No Ceasefire in DVD Format Battle
haja writes "The BBC reports that the high definition DVD format war will continue until a winner is declared. There is no sign of the two camps working on a unified format. Some believe the industry at large is being damaged by the war due to consumer confusion. From the article: 'Backers of Blu-ray are bullish and are predicting victory. Blu-ray has more backing from film studios and more makers of the players, but HD-DVD has sold equally well in the first year of release. But the Blu-ray camp believes a library of exclusive titles and the power of PlayStation 3 - which has an in-built Blu-ray player - will see the format pull ahead in the next 12 months. Mike Dunn, president of worldwide home entertainment for 20th Century Fox, said: "I really believe the format war is in its final phase."'"

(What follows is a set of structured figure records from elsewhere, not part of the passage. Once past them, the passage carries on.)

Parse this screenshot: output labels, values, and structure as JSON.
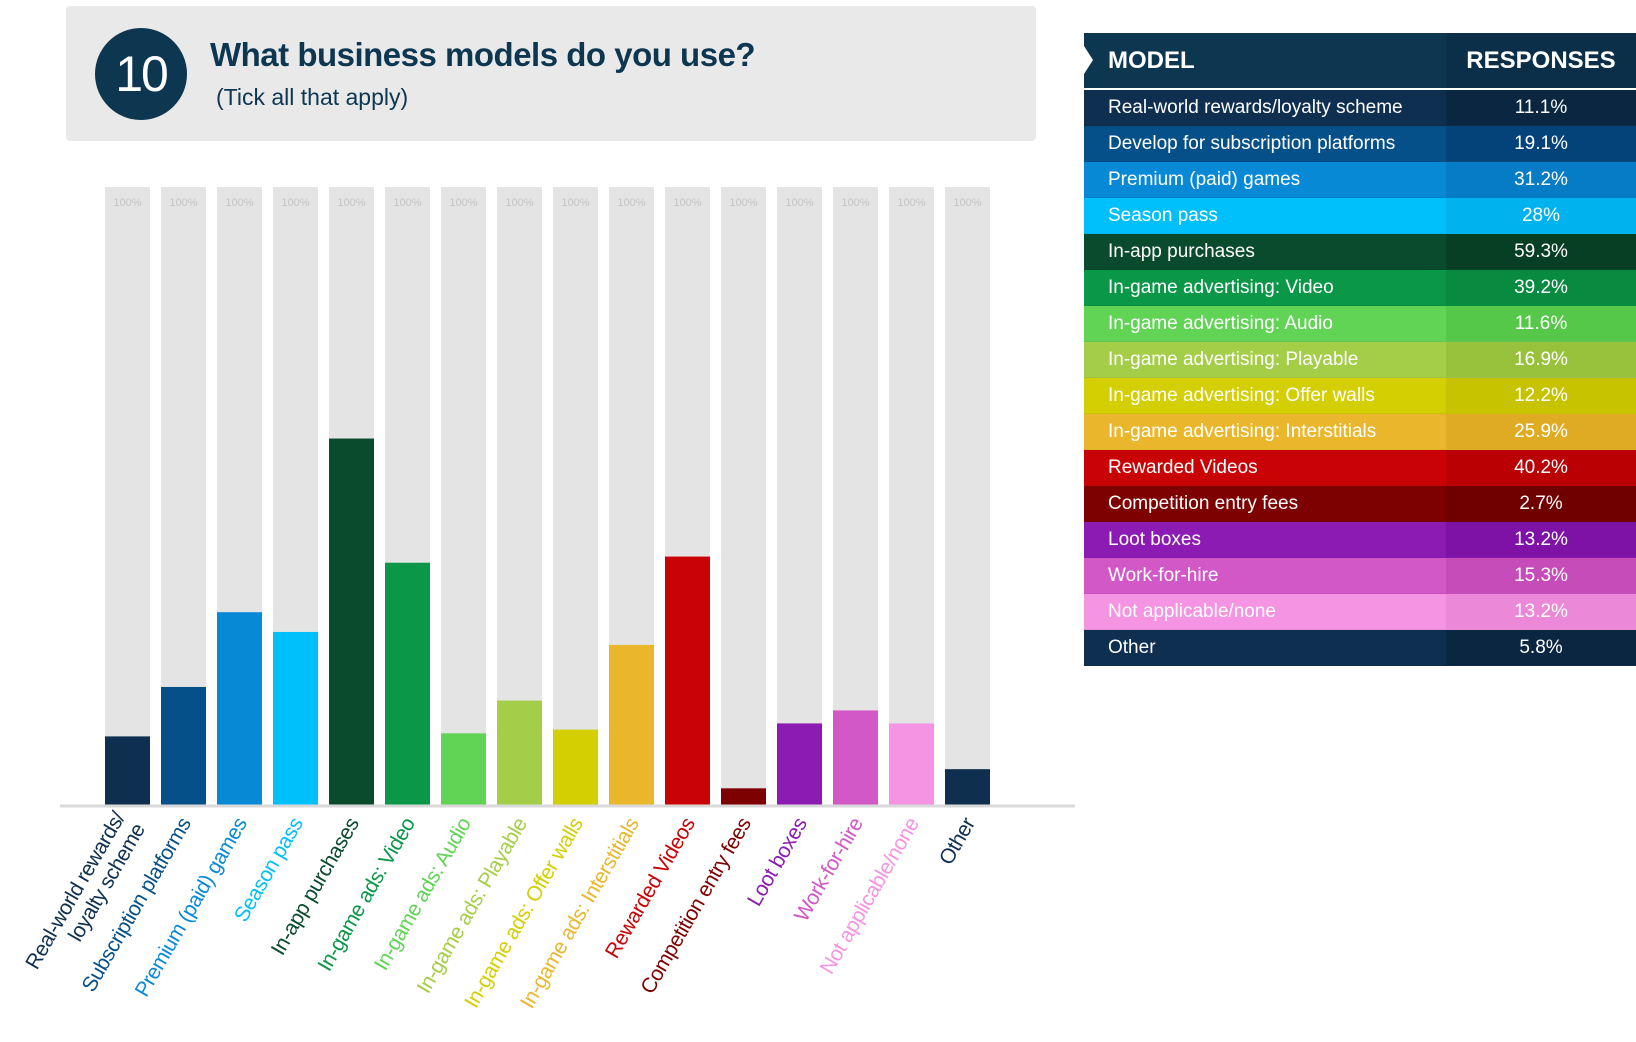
{
  "header": {
    "number": "10",
    "title": "What business models do you use?",
    "subtitle": "(Tick all that apply)"
  },
  "table": {
    "col_model": "MODEL",
    "col_responses": "RESPONSES",
    "rows": [
      {
        "model": "Real-world rewards/loyalty scheme",
        "value": "11.1%",
        "color": "#0e2f4f",
        "val_color": "#0a2640"
      },
      {
        "model": "Develop for subscription platforms",
        "value": "19.1%",
        "color": "#06508a",
        "val_color": "#04437a"
      },
      {
        "model": "Premium (paid) games",
        "value": "31.2%",
        "color": "#0889d6",
        "val_color": "#067cc6"
      },
      {
        "model": "Season pass",
        "value": "28%",
        "color": "#00c0fb",
        "val_color": "#00b3ee"
      },
      {
        "model": "In-app purchases",
        "value": "59.3%",
        "color": "#0a4b2d",
        "val_color": "#073f25"
      },
      {
        "model": "In-game advertising: Video",
        "value": "39.2%",
        "color": "#0a9748",
        "val_color": "#088a40"
      },
      {
        "model": "In-game advertising: Audio",
        "value": "11.6%",
        "color": "#61d456",
        "val_color": "#55c84a"
      },
      {
        "model": "In-game advertising: Playable",
        "value": "16.9%",
        "color": "#a5ce48",
        "val_color": "#99c23c"
      },
      {
        "model": "In-game advertising: Offer walls",
        "value": "12.2%",
        "color": "#d4cf02",
        "val_color": "#c8c300"
      },
      {
        "model": "In-game advertising: Interstitials",
        "value": "25.9%",
        "color": "#eab72c",
        "val_color": "#deab22"
      },
      {
        "model": "Rewarded Videos",
        "value": "40.2%",
        "color": "#c90205",
        "val_color": "#bb0003"
      },
      {
        "model": "Competition entry fees",
        "value": "2.7%",
        "color": "#7e0101",
        "val_color": "#700000"
      },
      {
        "model": "Loot boxes",
        "value": "13.2%",
        "color": "#8b1bb3",
        "val_color": "#7e12a6"
      },
      {
        "model": "Work-for-hire",
        "value": "15.3%",
        "color": "#d258c7",
        "val_color": "#c64cba"
      },
      {
        "model": "Not applicable/none",
        "value": "13.2%",
        "color": "#f594e2",
        "val_color": "#eb88d7"
      },
      {
        "model": "Other",
        "value": "5.8%",
        "color": "#0e2f4f",
        "val_color": "#0a2640"
      }
    ]
  },
  "chart_data": {
    "type": "bar",
    "bg_label": "100%",
    "ylim": [
      0,
      100
    ],
    "categories": [
      "Real-world rewards/ loyalty scheme",
      "Subscription platforms",
      "Premium (paid) games",
      "Season pass",
      "In-app purchases",
      "In-game ads: Video",
      "In-game ads: Audio",
      "In-game ads: Playable",
      "In-game ads: Offer walls",
      "In-game ads: Interstitials",
      "Rewarded Videos",
      "Competition entry fees",
      "Loot boxes",
      "Work-for-hire",
      "Not applicable/none",
      "Other"
    ],
    "values": [
      11.1,
      19.1,
      31.2,
      28,
      59.3,
      39.2,
      11.6,
      16.9,
      12.2,
      25.9,
      40.2,
      2.7,
      13.2,
      15.3,
      13.2,
      5.8
    ],
    "colors": [
      "#0e2f4f",
      "#06508a",
      "#0889d6",
      "#00c0fb",
      "#0a4b2d",
      "#0a9748",
      "#61d456",
      "#a5ce48",
      "#d4cf02",
      "#eab72c",
      "#c90205",
      "#7e0101",
      "#8b1bb3",
      "#d258c7",
      "#f594e2",
      "#0e2f4f"
    ]
  }
}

"Lots of people" ?? Gee, that sounds like hard, scientific, evidence. I'm not a Sony defender by any means (still playing my 4 year old PS2 just fine), but to insinuate that XB360/HD-DVD as king's of the hill is a little premature. PS3 has only been available in very limited fashion for about 2 months. XB360 has been out for how a while and still lags behind the old PS2 in sales. The high-end XB360 is $400. Tack on the cost of the HD-DVD and you are probably gonna spend over $600, same as you would for a PS3.
Neither HD-DVD or Blu-Ray really excite me much now, at least as a video medium. DVDs in progressive scan on a high-quality bigscreen TV look pretty damn good to my tired old eyes. HiDef discs might be nice, but not enough to justify the change, at least not for a couple of years.
Oh, if you _do_ need them on all the time, look for something like the Western Digital Caviar special edition drives, which have a 3 year warranty, or SCSI drives, whose warranties go up to 5 years. Standard consumer drives come with a mere 1 year warranty, and there's a good reason why...
Source for the last statement?
Seagate consumer drives come with a mere 5 year warranty, and there's something that directly refutes your point.